A First Look at Mobile Ad-Blocking Apps

Muhammad Ikram and Mohamed Ali Kaafar from Data61, CSIRO, UNSW of Sydney and Macquarie University of Sydney

This paper presents the first study of Android Ad-Blocking apps (or Ad-Blockers), analysing 97 Ad-Blocking mobile apps extracted from a corpus of more than 1.5 million Android apps on Google Play. While the main (declared) purpose of the apps is to block advertisements and mobile tracking services, our data analysis revealed the paradoxical presence of third-party tracking libraries and permissions to access sensitive resources on users’ mobile devices, as well as the existence of embedded malware code within some mobile Ad-Blockers. We also analysed user reviews and found that even though a fraction of users raised concerns about the privacy and the actual performance of the mobile Ad-Blocking apps, most of the apps still attract a relatively high rating.

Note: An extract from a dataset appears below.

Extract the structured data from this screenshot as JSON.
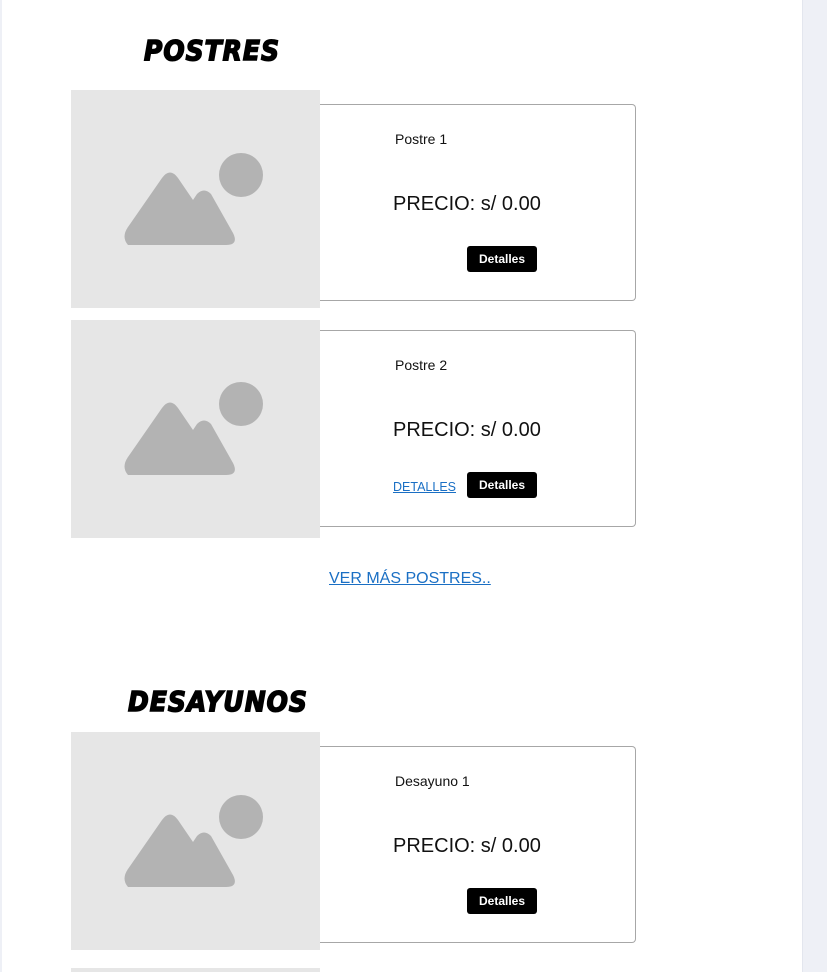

Predicting Impending Exposure to Malicious Content from User Behavior

Mahmood Sharif Carnegie Mellon University, Jumpei Urakawa KDDI Research, Inc., Nicolas Christin Carnegie Mellon University, Ayumu Kubota KDDI Research, Inc.,  Akira Yamada KDDI Research, Inc. 

Many computer-security defenses are reactive—they operate only when security incidents take place, or immediately thereafter. Recent efforts have attempted to predict security incidents before they occur, to enable defenders to proactively protect their devices and networks. These efforts have primarily focused on long-term predictions. We propose a system that enables proactive defenses at the level of a single browsing session. By observing user behavior, it can predict whether they will be exposed to malicious content on the web seconds before the moment of exposure, thus opening a window of opportunity for proactive defenses.